On the other hand the business person’s focus on profit, the sportsperson’s competitive intensity and the politician’s capacity to perform are internal goods that are, in their respective areas, most closely associated with acquiring external goods.
This makes them more morally ambiguous than other internal goods.
This has been true since ancient Athens, but in my view what has changed is the fast foodification of our culture; the growing focus of our institutions on the external rewards of profit, power and prestige.
As fast food is to ordinary food, so porn is to sexuality, memes are to culture and to our capacity to concentrate, auto-tuned formulaic pop is to popular music, and linkbait and trolling are to journalism.
It was MacIntyre’s horror that this was increasingly the case in modern liberal capitalist democracies that motivated his thinking. As he put it
if in a particular society the pursuit of external goods were to become dominant, the concept of the virtues might suffer first attrition and then perhaps something near total effacement, although simulacra might abound.

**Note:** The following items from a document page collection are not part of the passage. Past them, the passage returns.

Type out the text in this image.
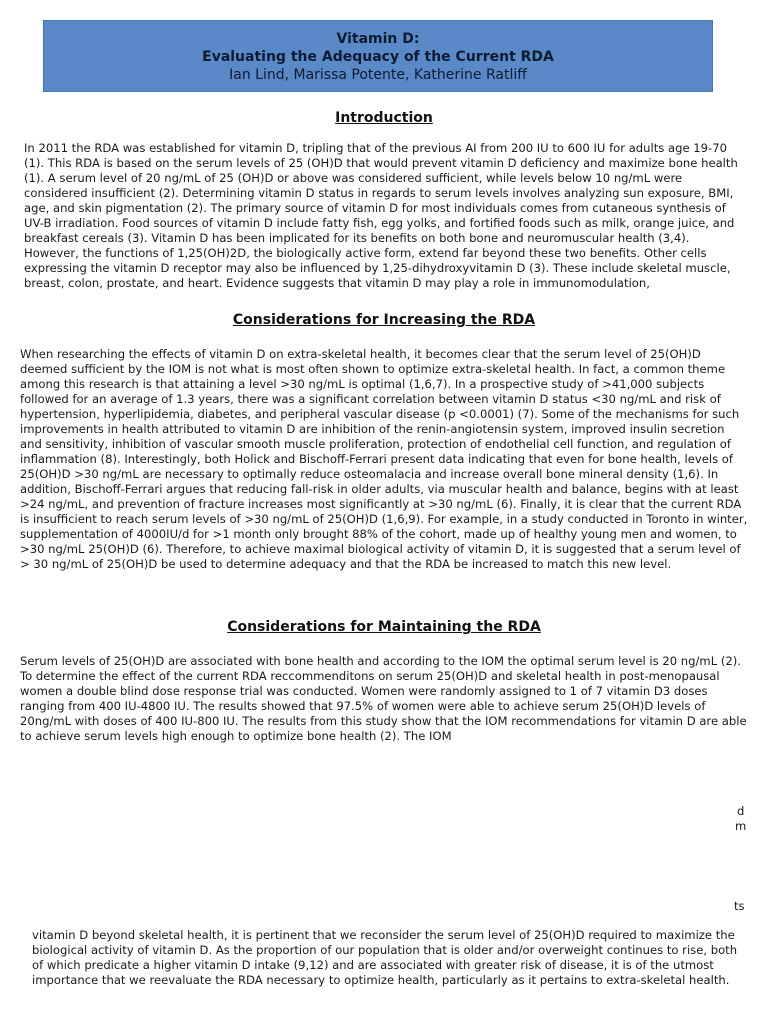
Vitamin D:
Evaluating the Adequacy of the Current RDA
Ian Lind, Marissa Potente, Katherine Ratliff
Introduction

In 2011 the RDA was established for vitamin D, tripling that of the previous AI from 200 IU to 600 IU for adults age 19-70 (1). This RDA is based on the serum levels of 25 (OH)D that would prevent vitamin D deficiency and maximize bone health (1). A serum level of 20 ng/mL of 25 (OH)D or above was considered sufficient, while levels below 10 ng/mL were considered insufficient (2). Determining vitamin D status in regards to serum levels involves analyzing sun exposure, BMI, age, and skin pigmentation (2). The primary source of vitamin D for most individuals comes from cutaneous synthesis of UV-B irradiation. Food sources of vitamin D include fatty fish, egg yolks, and fortified foods such as milk, orange juice, and breakfast cereals (3). Vitamin D has been implicated for its benefits on both bone and neuromuscular health (3,4). However, the functions of 1,25(OH)2D, the biologically active form, extend far beyond these two benefits. Other cells expressing the vitamin D receptor may also be influenced by 1,25-dihydroxyvitamin D (3). These include skeletal muscle, breast, colon, prostate, and heart. Evidence suggests that vitamin D may play a role in immunomodulation,

Considerations for Increasing the RDA

When researching the effects of vitamin D on extra-skeletal health, it becomes clear that the serum level of 25(OH)D deemed sufficient by the IOM is not what is most often shown to optimize extra-skeletal health. In fact, a common theme among this research is that attaining a level >30 ng/mL is optimal (1,6,7). In a prospective study of >41,000 subjects followed for an average of 1.3 years, there was a significant correlation between vitamin D status <30 ng/mL and risk of hypertension, hyperlipidemia, diabetes, and peripheral vascular disease (p <0.0001) (7). Some of the mechanisms for such improvements in health attributed to vitamin D are inhibition of the renin-angiotensin system, improved insulin secretion and sensitivity, inhibition of vascular smooth muscle proliferation, protection of endothelial cell function, and regulation of inflammation (8). Interestingly, both Holick and Bischoff-Ferrari present data indicating that even for bone health, levels of 25(OH)D >30 ng/mL are necessary to optimally reduce osteomalacia and increase overall bone mineral density (1,6). In addition, Bischoff-Ferrari argues that reducing fall-risk in older adults, via muscular health and balance, begins with at least >24 ng/mL, and prevention of fracture increases most significantly at >30 ng/mL (6). Finally, it is clear that the current RDA is insufficient to reach serum levels of >30 ng/mL of 25(OH)D (1,6,9). For example, in a study conducted in Toronto in winter, supplementation of 4000IU/d for >1 month only brought 88% of the cohort, made up of healthy young men and women, to >30 ng/mL 25(OH)D (6). Therefore, to achieve maximal biological activity of vitamin D, it is suggested that a serum level of > 30 ng/mL of 25(OH)D be used to determine adequacy and that the RDA be increased to match this new level.

Considerations for Maintaining the RDA

Serum levels of 25(OH)D are associated with bone health and according to the IOM the optimal serum level is 20 ng/mL (2). To determine the effect of the current RDA reccommenditons on serum 25(OH)D and skeletal health in post-menopausal women a double blind dose response trial was conducted. Women were randomly assigned to 1 of 7 vitamin D3 doses ranging from 400 IU-4800 IU. The results showed that 97.5% of women were able to achieve serum 25(OH)D levels of 20ng/mL with doses of 400 IU-800 IU. The results from this study show that the IOM recommendations for vitamin D are able to achieve serum levels high enough to optimize bone health (2). The IOM

d
m
ts

vitamin D beyond skeletal health, it is pertinent that we reconsider the serum level of 25(OH)D required to maximize the biological activity of vitamin D. As the proportion of our population that is older and/or overweight continues to rise, both of which predicate a higher vitamin D intake (9,12) and are associated with greater risk of disease, it is of the utmost importance that we reevaluate the RDA necessary to optimize health, particularly as it pertains to extra-skeletal health.
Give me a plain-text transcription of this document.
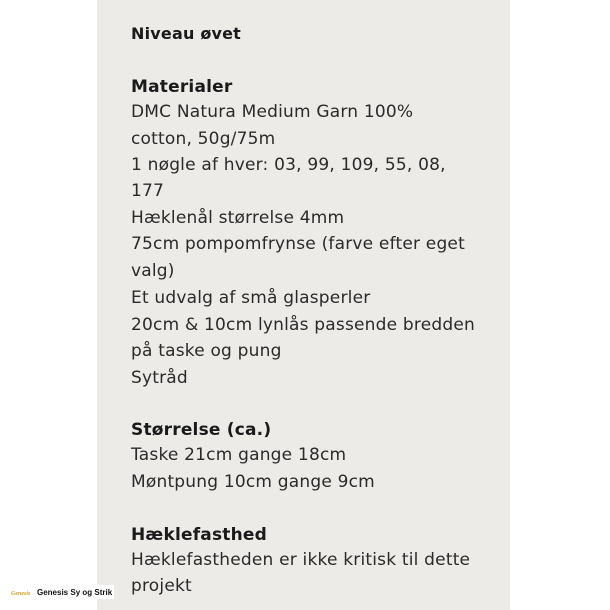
Niveau øvet
Materialer
DMC Natura Medium Garn 100%
cotton, 50g/75m
1 nøgle af hver: 03, 99, 109, 55, 08,
177
Hæklenål størrelse 4mm
75cm pompomfrynse (farve efter eget
valg)
Et udvalg af små glasperler
20cm & 10cm lynlås passende bredden
på taske og pung
Sytråd
Størrelse (ca.)
Taske 21cm gange 18cm
Møntpung 10cm gange 9cm
Hæklefasthed
Hæklefastheden er ikke kritisk til dette
projekt
Genesis Genesis Sy og Strik
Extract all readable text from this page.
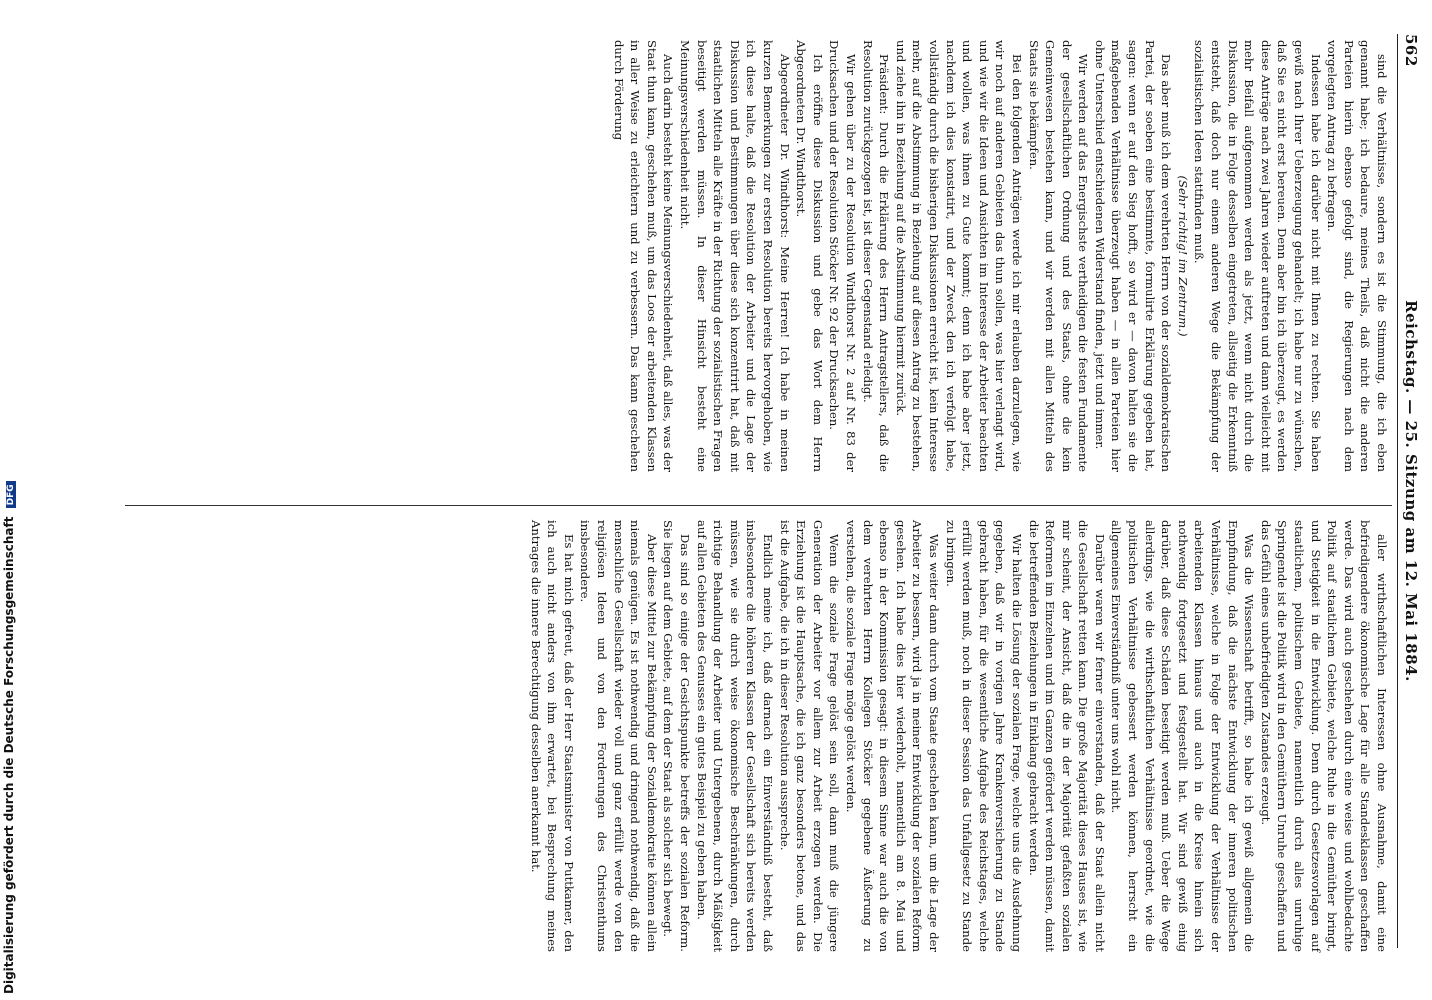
562
Reichstag. — 25. Sitzung am 12. Mai 1884.

sind die Verhältnisse, sondern es ist die Stimmung, die ich eben genannt habe; ich bedaure, meines Theils, daß nicht die anderen Parteien hierin ebenso gefolgt sind, die Regierungen nach dem vorgelegten Antrag zu befragen.

Indessen habe ich darüber nicht mit Ihnen zu rechten. Sie haben gewiß nach Ihrer Ueberzeugung gehandelt; ich habe nur zu wünschen, daß Sie es nicht erst bereuen. Denn aber bin ich überzeugt, es werden diese Anträge nach zwei Jahren wieder auftreten und dann vielleicht mit mehr Beifall aufgenommen werden als jetzt, wenn nicht durch die Diskussion, die in Folge desselben eingetreten, allseitig die Erkenntniß entsteht, daß doch nur einem anderen Wege die Bekämpfung der sozialistischen Ideen stattfinden muß.

(Sehr richtig! im Zentrum.)

Das aber muß ich dem verehrten Herrn von der sozialdemokratischen Partei, der soeben eine bestimmte, formulirte Erklärung gegeben hat, sagen: wenn er auf den Sieg hofft, so wird er — davon halten sie die maßgebenden Verhältnisse überzeugt haben — in allen Parteien hier ohne Unterschied entschiedenen Widerstand finden, jetzt und immer.

Wir werden auf das Energischste vertheidigen die festen Fundamente der gesellschaftlichen Ordnung und des Staats, ohne die kein Gemeinwesen bestehen kann, und wir werden mit allen Mitteln des Staats sie bekämpfen.

Bei den folgenden Anträgen werde ich mir erlauben darzulegen, wie wir noch auf anderen Gebieten das thun sollen, was hier verlangt wird, und wie wir die Ideen und Ansichten im Interesse der Arbeiter beachten und wollen, was ihnen zu Gute kommt; denn ich habe aber jetzt, nachdem ich dies konstatirt, und der Zweck den ich verfolgt habe, vollständig durch die bisherigen Diskussionen erreicht ist, kein Interesse mehr, auf die Abstimmung in Beziehung auf diesen Antrag zu bestehen, und ziehe ihn in Beziehung auf die Abstimmung hiermit zurück.

Präsident: Durch die Erklärung des Herrn Antragstellers, daß die Resolution zurückgezogen ist, ist dieser Gegenstand erledigt.

Wir gehen über zu der Resolution Windthorst Nr. 2 auf Nr. 83 der Drucksachen und der Resolution Stöcker Nr. 92 der Drucksachen.

Ich eröffne diese Diskussion und gebe das Wort dem Herrn Abgeordneten Dr. Windthorst.

Abgeordneter Dr. Windthorst: Meine Herren! Ich habe in meinen kurzen Bemerkungen zur ersten Resolution bereits hervorgehoben, wie ich diese halte, daß die Resolution der Arbeiter und die Lage der Diskussion und Bestimmungen über diese sich konzentrirt hat, daß mit staatlichen Mitteln alle Kräfte in der Richtung der sozialistischen Fragen beseitigt werden müssen. In dieser Hinsicht besteht eine Meinungsverschiedenheit nicht.

Auch darin besteht keine Meinungsverschiedenheit, daß alles, was der Staat thun kann, geschehen muß, um das Loos der arbeitenden Klassen in aller Weise zu erleichtern und zu verbessern. Das kann geschehen durch Förderung

aller wirthschaftlichen Interessen ohne Ausnahme, damit eine befriedigendere ökonomische Lage für alle Standesklassen geschaffen werde. Das wird auch geschehen durch eine weise und wohlbedachte Politik auf staatlichem Gebiete, welche Ruhe in die Gemüther bringt, und Stetigkeit in die Entwicklung. Denn durch Gesetzesvorlagen auf staatlichem, politischem Gebiete, namentlich durch alles unruhige Springende ist die Politik wird in den Gemüthern Unruhe geschaffen und das Gefühl eines unbefriedigten Zustandes erzeugt.

Was die Wissenschaft betrifft, so habe ich gewiß allgemein die Empfindung, daß die nächste Entwicklung der inneren politischen Verhältnisse, welche in Folge der Entwicklung der Verhältnisse der arbeitenden Klassen hinaus und auch in die Kreise hinein sich nothwendig fortgesetzt und festgestellt hat. Wir sind gewiß einig darüber, daß diese Schäden beseitigt werden muß. Ueber die Wege allerdings, wie die wirthschaftlichen Verhältnisse geordnet, wie die politischen Verhältnisse gebessert werden können, herrscht ein allgemeines Einverständniß unter uns wohl nicht.

Darüber waren wir ferner einverstanden, daß der Staat allein nicht die Gesellschaft retten kann. Die große Majorität dieses Hauses ist, wie mir scheint, der Ansicht, daß die in der Majorität gefaßten sozialen Reformen im Einzelnen und im Ganzen gefördert werden müssen, damit die betreffenden Beziehungen in Einklang gebracht werden.

Wir halten die Lösung der sozialen Frage, welche uns die Ausdehnung gegeben, daß wir in vorigen Jahre Krankenversicherung zu Stande gebracht haben, für die wesentliche Aufgabe des Reichstages, welche erfüllt werden muß, noch in dieser Session das Unfallgesetz zu Stande zu bringen.

Was weiter dann durch vom Staate geschehen kann, um die Lage der Arbeiter zu bessern, wird ja in meiner Entwicklung der sozialen Reform gesehen. Ich habe dies hier wiederholt, namentlich am 8. Mai und ebenso in der Kommission gesagt: in diesem Sinne war auch die von dem verehrten Herrn Kollegen Stöcker gegebene Äußerung zu verstehen, die soziale Frage möge gelöst werden.

Wenn die soziale Frage gelöst sein soll, dann muß die jüngere Generation der Arbeiter vor allem zur Arbeit erzogen werden. Die Erziehung ist die Hauptsache, die ich ganz besonders betone, und das ist die Aufgabe, die ich in dieser Resolution ausspreche.

Endlich meine ich, daß darnach ein Einverständniß besteht, daß insbesondere die höheren Klassen der Gesellschaft sich bereits werden müssen, wie sie durch weise ökonomische Beschränkungen, durch richtige Behandlung der Arbeiter und Untergebenen, durch Mäßigkeit auf allen Gebieten des Genusses ein gutes Beispiel zu geben haben.

Das sind so einige der Gesichtspunkte betreffs der sozialen Reform. Sie liegen auf dem Gebiete, auf dem der Staat als solcher sich bewegt.

Aber diese Mittel zur Bekämpfung der Sozialdemokratie können allein niemals genügen. Es ist nothwendig und dringend nothwendig, daß die menschliche Gesellschaft wieder voll und ganz erfüllt werde von den religiösen Ideen und von den Forderungen des Christenthums insbesondere.

Es hat mich gefreut, daß der Herr Staatsminister von Puttkamer, den ich auch nicht anders von ihm erwartet, bei Besprechung meines Antrages die innere Berechtigung desselben anerkannt hat.

Digitalisierung gefördert durch die Deutsche Forschungsgemeinschaft DFG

So how did we get here and what can we do about it?
It seems to have arisen from the way the markets or “theatres of action” have scaled.
A generation ago, party politics had deep roots into the community across the Western world with party membership of around 14% of population.
By the turn of this century average membership had fallen to just 5% of the population and active membership had fallen to a mere fraction of that.
Politicians doorknock less than they used to. After COVID they mighn’t do it much at all.
The mass scale of campaigning has forced politics to be conducted through media far more than it used to be, making the external goods of power and prestige much more dependent on performance in the media.
Fast food media, fast food politics
But the media has been driven by its own competitive imperatives to attract audiences, and so has concentrated on reporting the theatrics of political performance – intensifying the vicious cycle which hollows out political discourse as loss of members and local action has hollowed out party membership.
So much so that politicians do increasingly farcical things for the cameras – none more so than the famously irreligious (or perhaps “areligious’”) Trump photo-op, bible in hand, at a church outside the White House, having walked through public space that had been cleared of demonstrators with tear gas.
Because these phenomena have developed deep structural roots, I’d expect there to be strict limits to the extent that they can be addressed within the existing system – though measures within it to improve integrity such as fundraising limits on political parties might be helpful.
Wolf may also be right that the extraordinary incompetence of the worst of the populists will trigger a backlash against them.
But I fear we’re in the grip of something bigger.
This analysis points to the possible healing qualities of injecting into our system small-scale deliberation of the kind of I have argued for elsewhere through mechanisms that aren’t “scaled” via media performances such as citizen’s juries.
We are prepared to do it for court cases. We are prepared to appoint as our representatives a jury of twelve ordinary people chosen without reference to performance or external rewards.
That Western democracies used to deliver good outcomes is not a good argument for maintaining the status quo. If we care about our institutions we will try to improve them.